For many people the visual arts can feel aloof, elite, and inconsequential. What value could that 30-ft pink statue or a splattered canvas really impart anyway? And besides, why should I pay astronomical amounts of money just to get a glimpse of these pieces of art? That’s why I was always drawn to accessible mediums, modes of art that didn’t price people out of participation or create a barrier to entry for the uninitiated.
So when I discovered gig posters, it was huge for me! They were the perfect entrypoint into art collecting. I was already going to tons of concerts all over the country, and buying the gig poster for the show is and has always been the coolest way of immortalizing the experience.
Before I founded IPaintMyMind, I had built up a collection of gig posters and art prints by the likes of Jermaine Rogers, Emek, Justin Santora, Dan Grzeca, Jay Ryan, a few of which you might recognize from projects here at IPaintMyMind.
The fact that gig posters are really all about the music gives fans a brand new way to think about and enjoy their favorite tunes. Synesthesia, the ways colors and sounds come together, comes to the fore and we see what incredible connection is created by bands and musicians that have fans worldwide.
I have always loved the communal experience of a concert, the power and creativity that everyone in attendance is a part of, and how people from other sides of the world can form an instant bond over having been at the same concert. This gives the gig poster for that show so much more meaning, and is why it has become one of the most successful ways bands can monetize their art directly.
When you purchase a gig poster, both the band and the artist are making money. And they rarely have to give a cut to anyone else. Survey says? Buy gig posters!!
Gigposters usually range from $15 – $150, with most really between $25-$50. This means it’s within splurge spend distance for most folks. At least way more folks can participate than when we’re talking about acquiring a $10,000 original painting.
The price is thus inherently accessible, democratic, and for the people. And I’m just one of hundreds of thousands of concert goers that have supported their favorite bands and visual artists in this way. It’s so accessible that many artists evn offer annual subscriptions, which gives their biggest fans a chance to own everything they make that year, including every gig poster for every concert they were commissioned to make.

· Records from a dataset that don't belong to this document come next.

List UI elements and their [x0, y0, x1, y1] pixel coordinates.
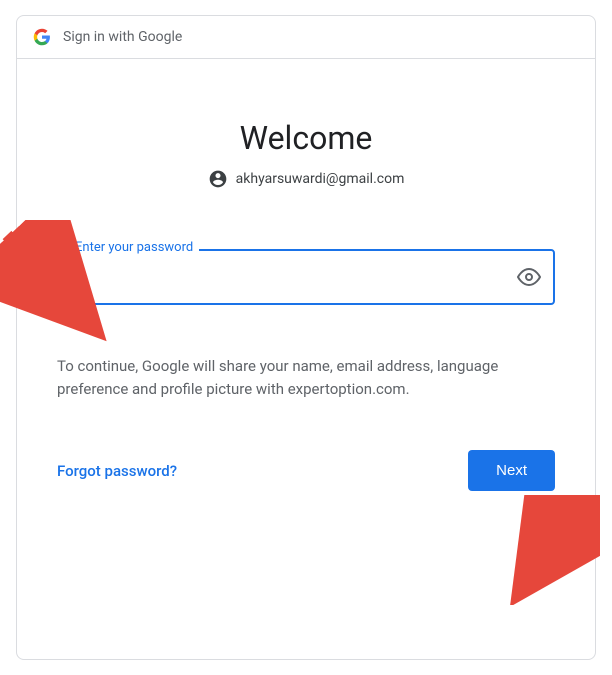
- card-content: Welcome akhyarsuwardi@gmail.com Enter yo…: [17, 59, 595, 521]
- next-button[interactable]: Next: [468, 450, 555, 491]
- header-title: Sign in with Google: [63, 29, 182, 45]
- show-password-icon[interactable]: [517, 265, 541, 289]
- forgot-password-link[interactable]: Forgot password?: [57, 462, 177, 480]
- account-circle-icon: [208, 169, 228, 189]
- actions-row: Forgot password? Next: [57, 450, 555, 491]
- account-email: akhyarsuwardi@gmail.com: [236, 171, 405, 187]
- password-input[interactable]: [57, 249, 555, 305]
- disclosure-text: To continue, Google will share your name…: [57, 355, 555, 400]
- signin-card: Sign in with Google Welcome akhyarsuward…: [16, 15, 596, 660]
- password-field-wrap: Enter your password: [57, 249, 555, 305]
- google-logo-icon: [33, 28, 51, 46]
- card-header: Sign in with Google: [17, 16, 595, 59]
- welcome-heading: Welcome: [57, 119, 555, 157]
- password-label: Enter your password: [69, 240, 199, 255]
- account-chip[interactable]: akhyarsuwardi@gmail.com: [57, 169, 555, 189]
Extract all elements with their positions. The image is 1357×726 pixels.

When you visit afine art museum, the content of the art is…well, more fringe. It’s less accessible, less of the people, often abstract, or put forward in some overly academic, intellectual, or stodgy way. When you buy a gig poster, the likelihood that it’s abstract or has to do with 17th century European culture is quite low.
In gig posters you see urban scenes, rural scenes, people, tons of figurative work, cars, and everything that bands think of and are inspired by. This means the entire color wheel is open to these gig posters and you often see surreal or far out depictions, because well, there are no rules.
The fact that the subject matter is stuff that real people are into makes all the difference.
When you ask regular people what kind of art they like, they often talk about the things they are into. This point is similar to the point above regarding content, but it’s even more important because it takes into account the overall presentation; the context in which the art is presented.
When you go see your favorite band in concert, it’s usually easy to see how what the band is doing sonically is inherently connected to what is being created visually for the gig poster. Bands really like to find great fits with artists they relate to and whose aesthetics are in line with theirs.
It’s amazing to find out how much cultural overlap there is between visual art and music. Artists and musicians are often friends, creating little communities of creatives that rely on each other for various facets of their overall output.
At IPaintMyMind, we love thinking about these cultural movements as eras in history, little vignettes in which creative forces come together and create cultural currencies, languages, and aesthetics.
We’re inspired by seeing the way in which multidisciplinary artists can continue to come together, and gigposters is one of the foremost instances of this incredible synergy.